At 50, Webb is writing a check to the government for the first time in his life.

It's not much - $326.58 - but he's proud finally to be giving something back. When an accountant helped the Allston resident organize the complex forms and apprised him of what would strike virtually everyone as bad news, the Dallas native said, "Well, I guess I'm really one of you all now - a taxpayer."

For years, Webb has been on the opposite end, receiving instead of contributing cash to the nation's treasury. But like a growing number of welfare recipients coaxed off federal and state aid in recent years, Webb has managed to find a decent job.

Many of the newly employed still earn too little to pay any tax.

But, between 1994 and 2001, the number of families on welfare nationwide plummeted from 5.1 million to 2.1 million. In Massachusetts, over roughly the same period, the state's welfare caseload dropped from more than 103,000 families to approximately 46,000.

Liza Veras, a community organizer at the Dudley Street Neighborhood Initiative, has seen a steady increase in recent years in the number of former welfare recipients seeking assistance filing their taxes. Veras said her office has helped more than 300 families file this year and a surprising number of them are exuberant about doing so.

"The enthusiasm comes from a sense of independence," she said.

For Maria Trudelle, a divorced, 30-year-old mother of three, the joy of her first tax filing comes from the symbolism, as well as a healthy rebate of $1,680. Over the past three years, the Newton resident had collected more than $1,000 a month in welfare.

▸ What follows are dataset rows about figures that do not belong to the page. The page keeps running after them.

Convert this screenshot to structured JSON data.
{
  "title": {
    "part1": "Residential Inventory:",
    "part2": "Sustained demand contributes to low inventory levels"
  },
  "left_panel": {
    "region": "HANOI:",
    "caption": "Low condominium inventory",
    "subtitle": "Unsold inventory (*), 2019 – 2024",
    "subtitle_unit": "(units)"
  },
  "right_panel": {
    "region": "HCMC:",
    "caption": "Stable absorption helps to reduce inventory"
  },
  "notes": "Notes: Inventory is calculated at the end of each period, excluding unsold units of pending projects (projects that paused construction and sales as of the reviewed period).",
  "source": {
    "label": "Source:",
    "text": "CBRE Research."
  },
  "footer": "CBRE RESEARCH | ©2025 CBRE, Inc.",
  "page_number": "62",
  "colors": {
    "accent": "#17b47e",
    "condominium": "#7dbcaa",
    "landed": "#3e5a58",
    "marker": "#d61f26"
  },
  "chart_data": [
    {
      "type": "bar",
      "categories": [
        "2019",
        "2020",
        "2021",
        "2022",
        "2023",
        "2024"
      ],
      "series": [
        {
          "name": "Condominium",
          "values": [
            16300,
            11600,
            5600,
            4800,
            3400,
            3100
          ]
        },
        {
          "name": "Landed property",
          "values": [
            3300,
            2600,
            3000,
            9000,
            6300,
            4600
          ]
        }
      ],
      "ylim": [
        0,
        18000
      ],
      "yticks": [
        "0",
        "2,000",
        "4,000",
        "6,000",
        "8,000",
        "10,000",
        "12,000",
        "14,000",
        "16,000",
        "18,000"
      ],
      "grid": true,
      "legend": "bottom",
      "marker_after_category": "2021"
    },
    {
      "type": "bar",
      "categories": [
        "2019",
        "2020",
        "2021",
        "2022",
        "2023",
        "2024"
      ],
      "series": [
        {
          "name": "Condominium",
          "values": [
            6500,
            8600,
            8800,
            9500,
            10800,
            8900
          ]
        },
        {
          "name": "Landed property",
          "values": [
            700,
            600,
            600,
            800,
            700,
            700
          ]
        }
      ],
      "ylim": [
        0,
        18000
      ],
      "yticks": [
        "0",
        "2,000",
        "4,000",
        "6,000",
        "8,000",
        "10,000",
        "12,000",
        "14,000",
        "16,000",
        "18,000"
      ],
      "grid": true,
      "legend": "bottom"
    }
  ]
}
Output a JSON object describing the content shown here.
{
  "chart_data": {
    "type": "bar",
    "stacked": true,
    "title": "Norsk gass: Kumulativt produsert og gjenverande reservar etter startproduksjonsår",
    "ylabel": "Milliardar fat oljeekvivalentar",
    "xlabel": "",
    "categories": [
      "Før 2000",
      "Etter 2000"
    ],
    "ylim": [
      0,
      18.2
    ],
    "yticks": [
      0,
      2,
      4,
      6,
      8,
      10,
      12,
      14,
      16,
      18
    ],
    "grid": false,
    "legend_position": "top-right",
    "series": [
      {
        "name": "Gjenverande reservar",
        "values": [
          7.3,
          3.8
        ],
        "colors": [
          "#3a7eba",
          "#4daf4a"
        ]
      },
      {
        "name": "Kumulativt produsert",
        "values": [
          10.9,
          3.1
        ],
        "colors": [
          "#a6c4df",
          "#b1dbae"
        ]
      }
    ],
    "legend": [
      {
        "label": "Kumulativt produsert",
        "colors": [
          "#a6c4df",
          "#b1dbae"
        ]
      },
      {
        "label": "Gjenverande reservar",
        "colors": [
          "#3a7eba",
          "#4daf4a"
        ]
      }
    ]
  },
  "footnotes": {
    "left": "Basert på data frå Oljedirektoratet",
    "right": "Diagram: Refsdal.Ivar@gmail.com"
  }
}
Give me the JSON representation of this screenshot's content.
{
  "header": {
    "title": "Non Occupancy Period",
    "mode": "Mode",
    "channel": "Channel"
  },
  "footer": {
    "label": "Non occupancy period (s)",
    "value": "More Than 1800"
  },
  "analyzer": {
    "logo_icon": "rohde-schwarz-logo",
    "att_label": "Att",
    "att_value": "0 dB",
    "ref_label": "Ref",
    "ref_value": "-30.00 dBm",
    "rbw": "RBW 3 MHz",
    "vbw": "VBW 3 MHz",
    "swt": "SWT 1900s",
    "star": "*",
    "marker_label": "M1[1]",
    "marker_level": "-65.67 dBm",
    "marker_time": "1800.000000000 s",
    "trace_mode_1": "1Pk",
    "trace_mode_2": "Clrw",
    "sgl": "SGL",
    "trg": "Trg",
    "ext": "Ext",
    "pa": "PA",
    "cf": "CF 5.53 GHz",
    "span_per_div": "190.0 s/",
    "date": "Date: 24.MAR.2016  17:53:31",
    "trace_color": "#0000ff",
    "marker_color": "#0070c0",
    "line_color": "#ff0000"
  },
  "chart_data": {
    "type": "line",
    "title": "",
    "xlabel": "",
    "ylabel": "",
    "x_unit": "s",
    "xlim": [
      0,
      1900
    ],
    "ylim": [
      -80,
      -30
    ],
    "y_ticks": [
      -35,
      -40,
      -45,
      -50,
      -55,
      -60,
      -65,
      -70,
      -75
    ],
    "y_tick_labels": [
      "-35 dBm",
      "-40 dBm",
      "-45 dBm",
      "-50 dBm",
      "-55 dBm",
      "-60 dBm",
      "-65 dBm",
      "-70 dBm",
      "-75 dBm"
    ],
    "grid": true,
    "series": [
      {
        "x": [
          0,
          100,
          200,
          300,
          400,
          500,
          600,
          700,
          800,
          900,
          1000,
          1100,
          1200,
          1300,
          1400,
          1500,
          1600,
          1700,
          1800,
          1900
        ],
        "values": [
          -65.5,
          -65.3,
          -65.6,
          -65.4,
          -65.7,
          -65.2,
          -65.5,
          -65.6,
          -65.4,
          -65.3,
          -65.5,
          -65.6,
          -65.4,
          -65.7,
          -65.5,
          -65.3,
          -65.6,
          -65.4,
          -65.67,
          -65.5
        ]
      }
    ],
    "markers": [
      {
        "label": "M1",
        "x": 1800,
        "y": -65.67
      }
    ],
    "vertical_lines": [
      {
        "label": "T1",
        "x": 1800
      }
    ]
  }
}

The support has declined, however, since she found a job a few months ago as a receptionist at a local school.

"It's nice to finally take control of your life," Trudelle said. "But I haven't earned enough yet for me to owe the government money; I'm getting a refund this year."

In a new job after several years of collecting welfare, Sandra Lopez Teo, also a divorced mother of three, said her pride in paying taxes for the first time is the result of a decade-old dream about to come true: The 31-year-old Guatemala native expects to become a US citizen in the next few months.

"I feel like I'm actually legitimate now," she said.

Yet feelings of empowerment may be fleeting, especially because the working poor today are more and more likely to be audited by the IRS.

In the past five years, according to the IRS, audits of the working poor have increased by 48.6 percent. For taxpayers seeking the earned income credit reserved for the working poor, the odds of an audit last year were 1 in 47. The odds for those not seeking the credit were 1 in 366.

Such statistics don't worry Stephen Webb.

After years of living in homeless shelters and fighting alcoholism, he recently completed a training program at Boston's St. Francis House. He has found several jobs doing data entry. Though he is still sick and collecting aid from the government, he said he is happy to be giving back.

Flynn speculated that the enthusiasm won't last.

"I would say the waves of idealism are ofttimes dashed on the hard sands of reality," he said, "and they'll quickly become like the rest of us citizens - looking at taxes as a necessary chore, rather than an exciting adventure."